Des idées nouvelles germent partout, elles cherchent à se faire jour, à trouver une application dans la vie, mais elles se heurtent continuellement à la force d'inertie de ceux qui ont intérêt à maintenir le régime actuel, elles étouffent dans l'atmosphère suffocante des anciens préjugés et des traditions. Les idées reçues sur la constitution des États, sur les lois de l'équilibre social, sur les relations politiques et économiques des citoyens entre eux, ne tiennent plus devant la critique sévère qui les sape chaque jour, à chaque occasion, dans le salon comme au cabaret, dans les ouvrages du philosophe comme dans la conversation quotidienne.
«Les institutions politiques, économiques et sociales tombent en ruines; elles gênent, elles empêchent le développement des germes qui se produisent dans leurs murs lézardés et naissent autour d'elles.
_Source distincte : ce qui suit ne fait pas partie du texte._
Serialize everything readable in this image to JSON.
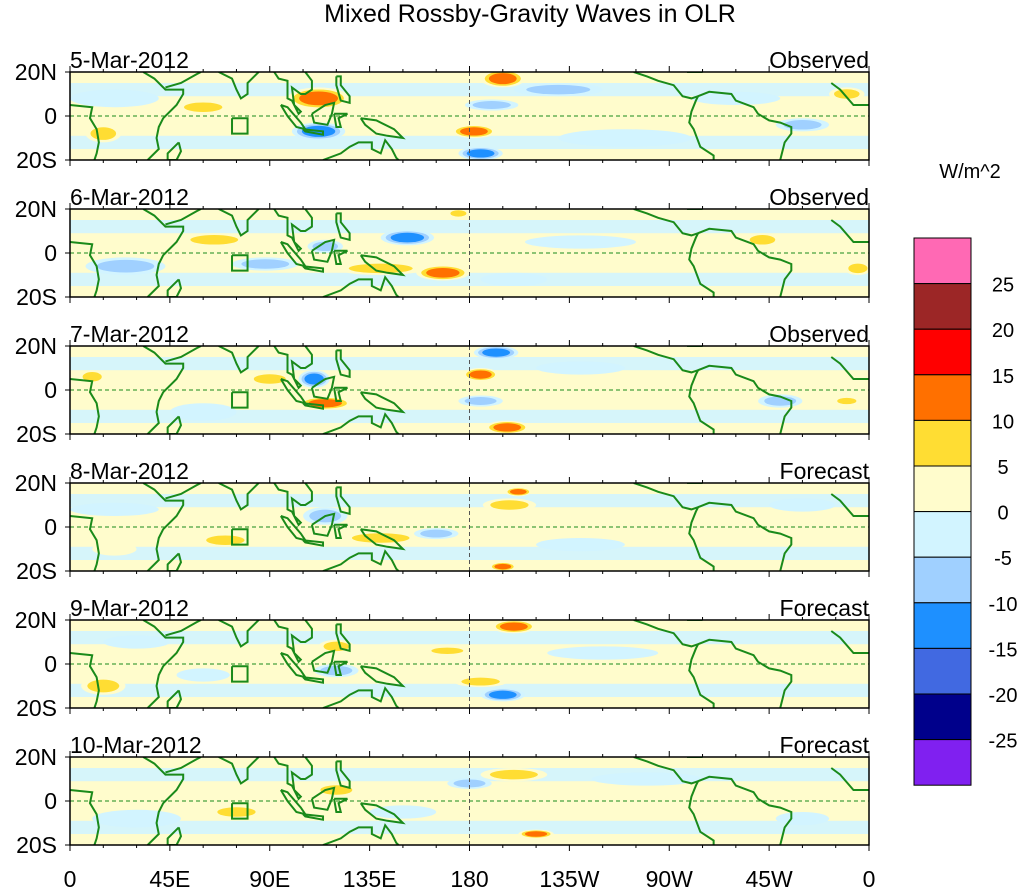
{
  "chart_data": {
    "type": "heatmap",
    "title": "Mixed Rossby-Gravity Waves in OLR",
    "units_label": "W/m^2",
    "x_ticks": [
      "0",
      "45E",
      "90E",
      "135E",
      "180",
      "135W",
      "90W",
      "45W",
      "0"
    ],
    "x_tick_lons": [
      0,
      45,
      90,
      135,
      180,
      225,
      270,
      315,
      360
    ],
    "y_ticks": [
      "20N",
      "0",
      "20S"
    ],
    "lon_range": [
      0,
      360
    ],
    "lat_range": [
      -20,
      20
    ],
    "colorbar": {
      "labels": [
        "25",
        "20",
        "15",
        "10",
        "5",
        "0",
        "-5",
        "-10",
        "-15",
        "-20",
        "-25"
      ],
      "colors": [
        "#ff69b4",
        "#9c2626",
        "#ff0000",
        "#ff7000",
        "#ffdd33",
        "#fffccc",
        "#d2f4ff",
        "#a0d0ff",
        "#1e90ff",
        "#4169e1",
        "#00008b",
        "#8020f0"
      ]
    },
    "panels": [
      {
        "date": "5-Mar-2012",
        "label": "Observed",
        "features": [
          [
            112,
            8,
            14,
            5,
            13
          ],
          [
            112,
            -7,
            12,
            4,
            -13
          ],
          [
            195,
            17,
            10,
            4,
            12
          ],
          [
            182,
            -7,
            10,
            3,
            12
          ],
          [
            185,
            -17,
            10,
            3,
            -12
          ],
          [
            190,
            5,
            12,
            2.5,
            -9
          ],
          [
            60,
            4,
            12,
            3,
            6
          ],
          [
            15,
            -8,
            8,
            4,
            6
          ],
          [
            220,
            12,
            20,
            3,
            -6
          ],
          [
            330,
            -4,
            12,
            3,
            -7
          ],
          [
            350,
            10,
            8,
            3,
            6
          ],
          [
            20,
            8,
            20,
            4,
            -4
          ],
          [
            250,
            -10,
            30,
            4,
            -4
          ],
          [
            300,
            8,
            20,
            3,
            -3
          ]
        ]
      },
      {
        "date": "6-Mar-2012",
        "label": "Observed",
        "features": [
          [
            152,
            7,
            12,
            3.5,
            -12
          ],
          [
            168,
            -9,
            12,
            3.5,
            13
          ],
          [
            140,
            -7,
            20,
            3,
            6
          ],
          [
            88,
            -5,
            15,
            3,
            -8
          ],
          [
            65,
            6,
            15,
            3,
            7
          ],
          [
            115,
            3,
            8,
            3,
            -8
          ],
          [
            312,
            6,
            8,
            3,
            6
          ],
          [
            355,
            -7,
            6,
            3,
            7
          ],
          [
            175,
            18,
            5,
            2,
            8
          ],
          [
            25,
            -6,
            18,
            4,
            -6
          ],
          [
            230,
            5,
            25,
            3,
            -4
          ],
          [
            200,
            -12,
            15,
            3,
            -5
          ]
        ]
      },
      {
        "date": "7-Mar-2012",
        "label": "Observed",
        "features": [
          [
            110,
            5,
            7,
            4,
            -13
          ],
          [
            115,
            -6,
            12,
            3,
            13
          ],
          [
            185,
            7,
            8,
            3,
            11
          ],
          [
            192,
            17,
            10,
            3,
            -12
          ],
          [
            197,
            -17,
            10,
            3,
            13
          ],
          [
            185,
            -5,
            10,
            2.5,
            -8
          ],
          [
            90,
            5,
            10,
            3,
            6
          ],
          [
            10,
            6,
            6,
            3,
            6
          ],
          [
            320,
            -5,
            10,
            3,
            -7
          ],
          [
            230,
            10,
            20,
            3,
            -4
          ],
          [
            60,
            -10,
            15,
            4,
            -5
          ],
          [
            350,
            -5,
            6,
            2,
            7
          ]
        ]
      },
      {
        "date": "8-Mar-2012",
        "label": "Forecast",
        "features": [
          [
            198,
            10,
            12,
            3,
            7
          ],
          [
            202,
            16,
            6,
            2,
            11
          ],
          [
            140,
            -5,
            18,
            3,
            6
          ],
          [
            115,
            5,
            10,
            4,
            -8
          ],
          [
            70,
            -6,
            12,
            3,
            7
          ],
          [
            165,
            -3,
            10,
            2.5,
            -8
          ],
          [
            195,
            -18,
            6,
            2,
            11
          ],
          [
            230,
            -8,
            20,
            3,
            -4
          ],
          [
            20,
            8,
            20,
            3,
            -4
          ],
          [
            330,
            10,
            15,
            3,
            -4
          ],
          [
            20,
            -10,
            10,
            3,
            5
          ]
        ]
      },
      {
        "date": "9-Mar-2012",
        "label": "Forecast",
        "features": [
          [
            200,
            17,
            10,
            3,
            12
          ],
          [
            120,
            8,
            8,
            3,
            7
          ],
          [
            120,
            -3,
            10,
            3,
            -9
          ],
          [
            195,
            -14,
            10,
            3,
            -12
          ],
          [
            185,
            -8,
            12,
            2.5,
            6
          ],
          [
            15,
            -10,
            10,
            4,
            6
          ],
          [
            60,
            -5,
            12,
            3,
            -5
          ],
          [
            240,
            5,
            25,
            3,
            -4
          ],
          [
            30,
            10,
            15,
            3,
            -4
          ],
          [
            170,
            6,
            10,
            2,
            6
          ]
        ]
      },
      {
        "date": "10-Mar-2012",
        "label": "Forecast",
        "features": [
          [
            200,
            12,
            15,
            3,
            7
          ],
          [
            180,
            8,
            10,
            2.5,
            -8
          ],
          [
            120,
            5,
            10,
            3,
            6
          ],
          [
            210,
            -15,
            8,
            2,
            11
          ],
          [
            75,
            -5,
            12,
            3,
            6
          ],
          [
            150,
            -5,
            15,
            3,
            -5
          ],
          [
            30,
            -8,
            20,
            4,
            -4
          ],
          [
            260,
            10,
            25,
            3,
            -4
          ],
          [
            330,
            -8,
            12,
            3,
            -4
          ]
        ]
      }
    ]
  }
}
Un besoin de vie nouvelle se fait sentir. Le code de moralité établie, celui qui gouverne la plupart des hommes dans leur vie quotidienne, ne paraît plus suffisant. On s'aperçoit que telle chose, considérée auparavant comme équitable n'est qu'une criante injustice; la moralité d'hier est reconnue aujourd'hui comme étant d'une immoralité révoltante. Le conflit entre les idées nouvelles et les vieilles traditions éclate dans toutes les classes, de la société, dans tous les milieux, jusque dans le sein de la famille.»[4]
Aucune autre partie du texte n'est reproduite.